Monday, June 18, 2007

Is Prince Philip an island god?

Legend had it that there was a clutch of villages on the island of Tanna in Vanuatu (South Pacific nation) which - as bizarre as it may seem - worshipped Prince Philip as a god...

Nick Squires of From Our Own Correspondent (BBC) heads out to see if this is true. And lo and behold it is. There is a story of the son of a mountain spirit (with pale skin) who goes across the water to marry a powerful woman... You can't make this stuff up!!

That's a fuzzy me in our garden pretending I'm at a festival... Somehow I don't think I'm going to quite make it to any this year, which is a rather depressing thought as I love festivals of any description. What's there not to like: freedom to wander around and be guaranteed to see interesting things and meet fascinating people, stepping barefoot through the wet morning grass, eating festival food and drinking lots of chai, bracing yourself to visit the little smelly toilet cubicles, finding hippy clothing, listening to lots of good music that you've discovered by accident on your way to a different part of the festival... I bought those poi at Glastonbury in the vain hope I'd actually learn some cool tricks. At least they got a little bit of an airing that sunny day.

Now that I've been told off for reading behind the bar (it was only the cookery section of a magazine some customer had left behind because I was that bored - although I refuse to be bored enough to read the Sun), I have to find other ways of keeping myself occupied when it's slow. I even asked if I could do any cleaning, only to be told 'no' because I needed to stand behind the bar just incase anyone came in.
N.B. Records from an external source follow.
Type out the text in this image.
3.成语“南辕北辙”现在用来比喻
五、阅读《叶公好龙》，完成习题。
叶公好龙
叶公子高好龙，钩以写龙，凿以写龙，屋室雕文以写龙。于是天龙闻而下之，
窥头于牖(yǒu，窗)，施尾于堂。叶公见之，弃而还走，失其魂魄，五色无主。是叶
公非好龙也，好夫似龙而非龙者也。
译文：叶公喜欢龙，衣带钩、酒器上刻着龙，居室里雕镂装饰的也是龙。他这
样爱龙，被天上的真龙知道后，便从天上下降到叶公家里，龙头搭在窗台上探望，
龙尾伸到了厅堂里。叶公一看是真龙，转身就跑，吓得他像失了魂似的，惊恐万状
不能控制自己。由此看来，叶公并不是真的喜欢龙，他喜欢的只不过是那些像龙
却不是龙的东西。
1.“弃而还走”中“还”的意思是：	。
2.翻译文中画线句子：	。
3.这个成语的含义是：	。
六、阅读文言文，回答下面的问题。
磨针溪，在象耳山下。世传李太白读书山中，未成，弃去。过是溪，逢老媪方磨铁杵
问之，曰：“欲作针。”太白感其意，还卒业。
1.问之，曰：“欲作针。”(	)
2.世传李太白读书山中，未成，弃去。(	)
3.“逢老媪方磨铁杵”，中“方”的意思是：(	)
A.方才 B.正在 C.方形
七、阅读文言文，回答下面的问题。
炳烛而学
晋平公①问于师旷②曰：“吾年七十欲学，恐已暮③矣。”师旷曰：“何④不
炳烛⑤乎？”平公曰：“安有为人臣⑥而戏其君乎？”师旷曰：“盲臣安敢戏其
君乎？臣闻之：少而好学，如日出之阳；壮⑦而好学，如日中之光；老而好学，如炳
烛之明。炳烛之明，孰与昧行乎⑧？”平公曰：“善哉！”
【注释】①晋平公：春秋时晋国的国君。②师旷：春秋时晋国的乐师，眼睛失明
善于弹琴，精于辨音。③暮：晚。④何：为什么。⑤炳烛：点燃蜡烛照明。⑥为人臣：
However, I have managed to come up with a comon denominator between the two places that I've lived the longest in the UK. Both places I am/have been twenty minutes away from a Wetland Centre... That's a lot of boredom to come up with a fact like that!

Friday, June 08, 2007

A little gem...

This is from The Onion ("America's finest news source"):

Study: 38 Percent Of People Not Actually Entitled To Their Opinion

Aah...I agree. Although perhaps 38% is a little low? :)

[my button for creating a link has vanished so I'm afraid it's back to copy and paste for the article itself...sorry! http://www.theonion.com/content/news_briefs/
study_38_percent_of_people]

Tuesday, June 05, 2007

Twickenham early in the morning

I've started a job now as a part-time manager of the Twickenham Farmers' Market (and have a badge to prove it) and after doing a training on the job day last Saturday get the responsibility all to myself this coming Saturday. The farmers' market is located in a carpark just off the central street and had roughly 13 stalls of local producers (all within a hundred mile radius of Twickenham). This market is part of the network of London Farmers' Market and seemed extremely popular with the public.

Apart from a flurry of putting signs up and taking them down on either end of my 7am-2pm day my job consists of standing around talking to people and eating lots of good food. I had a fabulous time last week and even met the guy who invented the wind-up radio! One of the producers lives on Eel Pie Island which is on the Thames and does her chocolate cooking in a little shed named 'The Saffron Lounge'. She gave me some of her elderflower cordial she had made herself from elderflower on the island (2 min away from the market) and is thus easily the most local of the local producers present... I'm enjoying being part of this - even if it does mean leaving the house at 6:15am.

Friday, June 01, 2007

Eh?

This is from the staff newletter/update from the London Wetland Centre:

"Australia is now finished and I have planted some red hot pokers in Africa and they are doing really well. Thanks Penny for the donation. I have also laid turf in South America and have taken away the giant lily pads as they where falling apart... We have placed 3 of our sheep in Iceland for mowing reasons. We have had a problem between the swans and sheep, so there is a divide between them."

[It took me awhile to realise what it was on about: There is a section of ponds that have plants and birds representative of various parts of the world!]